DEVA Partisi Genel Başkanı Ali Babacan, Ayşe Ateş ile görüşmesini anlatarak ''Sinan Ateş'in kızı annesini öldürecekler diye dışarı gitmesini istemiyor'' dedi.
DEVA Partisi Genel Başkanı Ali Babacan, TELE1 ekranlarında yayınlanan ‘Gerçeğin İzinde’ programında Zeynel Lüle’nin konuğu oldu. Babacan Ayşe Ateş ile görüşmesine ilişkin şunları anlattı:
“Ayşe Ateş bugün genel merkezimizi ziyaret etti. Hukukçu arkadaşlarımız dosyayı derinlemesine incelediler. Aylar sonra ortaya bir iddianame koydular. İddianame çok zayıf, yüzeysel ve adeta gerçeklere dokunmamaya çalışan bir iddianame ortaya çıktı. Böylesine önemli bir dosya, katledilen bir babanın ailesinin sayın Erdoğan’ı ziyaret etmesiyle çözülmeye çalışılıyor. Yani aile cumhurbaşkanına ulaşamamış olsa bu dosyanın bir yere gideceği yok. Çözse çözse cumhurbaşkanı çözecek diyerek onunla temasa geçiyorlar. Tabii sayın Erdoğan kendilerini dinlemiş, talimatlar da vermiş fakat ne olacağını göreceğiz.
SİNAN ATEŞ’İN KIZININ YAŞADIKLARINI ANLATTI
Bu cinayetteki pek çok unsur hep belli bazı kişileri ve bir siyasi partiyle yakın temasta olan yapılanmalara işaret ediyor. Ama bu siyasi parti iktidarın ortağı olduğu için ve ancak ortaklıkla bu ülkeyi yönettikleri için öyle anlaşılıyor ki yargı üzerinde ciddi bir baskı var. Yargı gereğini şu an yapamıyor. Aile isyan ediyor. Kendi hayatlarından endişe ediyorlar. Ayşe hanım öyle bir şey söyledi ki; ‘benim 7 yaşındaki kızım beni evden yalnız dışarı bırakmak istemiyor, ya annecim seni de öldürürlerse? Hiç olmazsa ben de yanında olayım, ölürsek beraber ölelim’ diye. Küçücük bir çocuğun yaşadıklarını düşünebiliyor musunuz?

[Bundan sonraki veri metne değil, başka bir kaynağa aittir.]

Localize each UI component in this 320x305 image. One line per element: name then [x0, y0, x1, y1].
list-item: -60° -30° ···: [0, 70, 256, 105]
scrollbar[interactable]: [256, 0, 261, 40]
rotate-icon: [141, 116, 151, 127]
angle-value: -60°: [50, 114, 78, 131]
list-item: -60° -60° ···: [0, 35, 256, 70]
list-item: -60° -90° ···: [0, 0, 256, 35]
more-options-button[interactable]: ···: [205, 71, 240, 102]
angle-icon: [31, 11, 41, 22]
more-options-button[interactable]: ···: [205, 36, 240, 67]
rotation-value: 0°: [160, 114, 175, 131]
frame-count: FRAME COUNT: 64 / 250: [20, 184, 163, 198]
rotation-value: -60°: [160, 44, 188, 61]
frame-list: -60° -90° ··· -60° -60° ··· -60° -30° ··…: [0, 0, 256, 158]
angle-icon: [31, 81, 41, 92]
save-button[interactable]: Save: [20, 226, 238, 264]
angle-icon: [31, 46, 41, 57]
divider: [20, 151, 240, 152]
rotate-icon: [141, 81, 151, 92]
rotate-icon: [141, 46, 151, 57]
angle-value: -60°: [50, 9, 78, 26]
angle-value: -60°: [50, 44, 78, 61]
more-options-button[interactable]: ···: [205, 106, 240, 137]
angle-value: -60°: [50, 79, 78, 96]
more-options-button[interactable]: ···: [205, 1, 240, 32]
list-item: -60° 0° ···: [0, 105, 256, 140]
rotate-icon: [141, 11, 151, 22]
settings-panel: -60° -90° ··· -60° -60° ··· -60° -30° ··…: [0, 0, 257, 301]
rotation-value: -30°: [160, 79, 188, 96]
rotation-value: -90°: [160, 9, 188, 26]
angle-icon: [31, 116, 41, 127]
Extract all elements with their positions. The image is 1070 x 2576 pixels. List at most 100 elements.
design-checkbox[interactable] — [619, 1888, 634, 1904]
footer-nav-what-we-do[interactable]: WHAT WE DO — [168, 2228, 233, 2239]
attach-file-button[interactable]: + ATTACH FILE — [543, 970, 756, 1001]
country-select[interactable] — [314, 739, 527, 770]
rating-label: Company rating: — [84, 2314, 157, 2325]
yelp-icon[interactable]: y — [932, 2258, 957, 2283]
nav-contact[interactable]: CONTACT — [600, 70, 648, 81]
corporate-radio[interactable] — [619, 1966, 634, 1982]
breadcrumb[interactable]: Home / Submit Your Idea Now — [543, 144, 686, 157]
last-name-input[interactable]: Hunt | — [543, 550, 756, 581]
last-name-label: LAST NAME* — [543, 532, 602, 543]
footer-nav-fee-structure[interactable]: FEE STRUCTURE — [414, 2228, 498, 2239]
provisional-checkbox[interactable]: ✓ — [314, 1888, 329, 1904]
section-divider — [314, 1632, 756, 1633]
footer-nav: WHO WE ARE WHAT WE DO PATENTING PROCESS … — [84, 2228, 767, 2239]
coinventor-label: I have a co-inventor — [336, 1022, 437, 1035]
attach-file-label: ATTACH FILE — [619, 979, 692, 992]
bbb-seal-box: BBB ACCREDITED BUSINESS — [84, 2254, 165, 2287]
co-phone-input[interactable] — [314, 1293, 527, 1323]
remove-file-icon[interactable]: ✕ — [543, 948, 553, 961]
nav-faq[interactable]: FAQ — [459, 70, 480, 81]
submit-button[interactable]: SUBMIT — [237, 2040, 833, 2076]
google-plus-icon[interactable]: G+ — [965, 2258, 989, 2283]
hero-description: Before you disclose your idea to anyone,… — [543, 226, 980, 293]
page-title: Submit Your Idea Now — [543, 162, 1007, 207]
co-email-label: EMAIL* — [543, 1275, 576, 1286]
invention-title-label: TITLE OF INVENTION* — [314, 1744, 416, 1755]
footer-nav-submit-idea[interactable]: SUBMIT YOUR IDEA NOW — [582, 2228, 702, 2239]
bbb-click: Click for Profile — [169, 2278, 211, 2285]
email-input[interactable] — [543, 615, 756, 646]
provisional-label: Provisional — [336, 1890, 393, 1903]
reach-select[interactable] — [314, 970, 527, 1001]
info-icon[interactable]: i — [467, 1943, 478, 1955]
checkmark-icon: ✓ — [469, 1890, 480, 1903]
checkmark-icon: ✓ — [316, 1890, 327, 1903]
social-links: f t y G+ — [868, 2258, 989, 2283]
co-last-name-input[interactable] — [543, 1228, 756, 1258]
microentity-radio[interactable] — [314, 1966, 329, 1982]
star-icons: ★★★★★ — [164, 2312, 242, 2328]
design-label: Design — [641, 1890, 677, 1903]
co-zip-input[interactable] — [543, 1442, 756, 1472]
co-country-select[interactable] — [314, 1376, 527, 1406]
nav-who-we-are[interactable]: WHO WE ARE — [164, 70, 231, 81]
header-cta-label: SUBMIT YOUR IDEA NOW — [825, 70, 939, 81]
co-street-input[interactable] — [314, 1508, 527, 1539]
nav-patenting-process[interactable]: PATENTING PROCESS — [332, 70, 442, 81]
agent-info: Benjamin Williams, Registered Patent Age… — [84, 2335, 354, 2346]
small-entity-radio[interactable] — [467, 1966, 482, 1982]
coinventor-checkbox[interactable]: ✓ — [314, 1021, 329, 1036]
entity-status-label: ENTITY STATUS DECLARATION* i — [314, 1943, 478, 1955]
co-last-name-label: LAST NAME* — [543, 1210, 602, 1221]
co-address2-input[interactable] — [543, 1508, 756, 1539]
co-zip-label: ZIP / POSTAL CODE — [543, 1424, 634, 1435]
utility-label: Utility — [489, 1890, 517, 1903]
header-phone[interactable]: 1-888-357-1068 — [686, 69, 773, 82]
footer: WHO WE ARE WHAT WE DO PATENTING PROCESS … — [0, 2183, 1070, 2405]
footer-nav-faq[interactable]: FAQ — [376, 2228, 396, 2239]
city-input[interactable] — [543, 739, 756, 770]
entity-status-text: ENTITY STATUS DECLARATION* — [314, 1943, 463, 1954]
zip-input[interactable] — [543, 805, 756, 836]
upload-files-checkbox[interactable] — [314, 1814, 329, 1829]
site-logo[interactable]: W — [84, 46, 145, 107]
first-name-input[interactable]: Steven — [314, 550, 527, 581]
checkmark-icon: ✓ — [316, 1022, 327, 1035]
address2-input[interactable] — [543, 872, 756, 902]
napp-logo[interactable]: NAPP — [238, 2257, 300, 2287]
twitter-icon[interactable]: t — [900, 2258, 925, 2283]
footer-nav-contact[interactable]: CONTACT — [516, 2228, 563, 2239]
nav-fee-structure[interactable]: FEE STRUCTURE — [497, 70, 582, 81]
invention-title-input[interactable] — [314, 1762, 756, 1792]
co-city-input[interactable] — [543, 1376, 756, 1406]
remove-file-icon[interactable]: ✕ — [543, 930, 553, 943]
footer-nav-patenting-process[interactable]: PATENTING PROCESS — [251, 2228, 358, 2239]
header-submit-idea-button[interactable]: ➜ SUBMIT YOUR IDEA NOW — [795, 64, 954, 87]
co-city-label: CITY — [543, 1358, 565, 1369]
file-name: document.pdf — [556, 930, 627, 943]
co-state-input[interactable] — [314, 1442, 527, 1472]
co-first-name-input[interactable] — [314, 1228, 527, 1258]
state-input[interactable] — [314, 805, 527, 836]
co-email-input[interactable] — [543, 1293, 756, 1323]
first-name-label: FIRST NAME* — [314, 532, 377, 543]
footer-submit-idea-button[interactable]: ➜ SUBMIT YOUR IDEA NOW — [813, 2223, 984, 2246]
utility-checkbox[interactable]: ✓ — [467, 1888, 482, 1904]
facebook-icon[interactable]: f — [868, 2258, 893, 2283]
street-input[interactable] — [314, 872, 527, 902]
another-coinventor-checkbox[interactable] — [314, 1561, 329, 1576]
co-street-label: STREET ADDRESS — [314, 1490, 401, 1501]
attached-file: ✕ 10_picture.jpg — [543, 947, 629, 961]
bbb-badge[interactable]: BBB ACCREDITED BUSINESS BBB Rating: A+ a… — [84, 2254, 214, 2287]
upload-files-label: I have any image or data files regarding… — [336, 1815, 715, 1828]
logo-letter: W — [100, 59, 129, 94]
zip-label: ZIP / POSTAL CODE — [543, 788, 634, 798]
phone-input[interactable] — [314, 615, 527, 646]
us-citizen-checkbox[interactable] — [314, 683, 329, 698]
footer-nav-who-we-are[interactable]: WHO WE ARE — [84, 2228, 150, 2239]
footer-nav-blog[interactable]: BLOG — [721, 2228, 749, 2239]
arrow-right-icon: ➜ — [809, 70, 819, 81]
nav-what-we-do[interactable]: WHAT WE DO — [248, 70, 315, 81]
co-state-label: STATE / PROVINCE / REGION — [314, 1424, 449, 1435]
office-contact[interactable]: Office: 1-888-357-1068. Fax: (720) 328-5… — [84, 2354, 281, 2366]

Hukuk devletinde böyle bir şey yaşanabilir mi?
Aile üzerinde korkunç bir baskı var. Sayın Bahçeli’nin dünkü açıklamasına bakıyorsunuz; Ayşe Hanım dahil pek çok kişiye tehdit savuruyor. ‘Kapı kapı dolaşmakla ne elde edeceksiniz?’ diyor. Adalet arıyorlar. Kendisine, ‘bu yaptığınız çok kıymetli, bu mücadele sadece rahmetli eşiniz için değil başka Sinan Ateş’ler ölmesin mücadelesi’ dedim.”
AKP-MHP İTTİFAKI
Babacan, “AKP içerisinde MHP’den rahatsızlık var mıdı?” sorusuna ise şu yanıtı verdi:
MHP ile ortaklık aslında zorunlu bir ortaklık. AK Parti’nin başarı ürettiği, sonuç aldığı dönemde; hem ekonomide, demokraside, hukukta, her alanda ilerlediğimiz dönemde halk desteği arttı. Böyle bir zoraki ortaklığa ihtiyaç olmadan ülkeyi yönettik. Avrupalılar ‘sessiz devrim’ diyorlardı. Ne zaman ki hukuktan, adaletten, rasyonel ekonomiden saptılar halk desteği azaldı. Halk desteği azalınca da mecburen MHP ortaklığı başladı. Bizler ayrıldık, asıl başarıyı üreten ekip ayrıldı.
MHP ile mecburi bir ortaklık başlayınca bu sefer Bahçeli kendi ideolojisi, kendi öfkesi, nefret dili doğrultusunda AK Parti’yi de peşinden sürüklemeye başladı. Adeta bir onaylama makamı, noter makamı gibi çalışmaya başladı. Bürokrasiye nüfuz etmek için iktidar ortaklığını kullandı. Yargı dahil bürokrasiye nüfuz etmek ve bürokrasi üzerinden güç devşirmek şu anda Bahçeli’nin yaptığı kendine göre en kritik işlerden bir tanesi.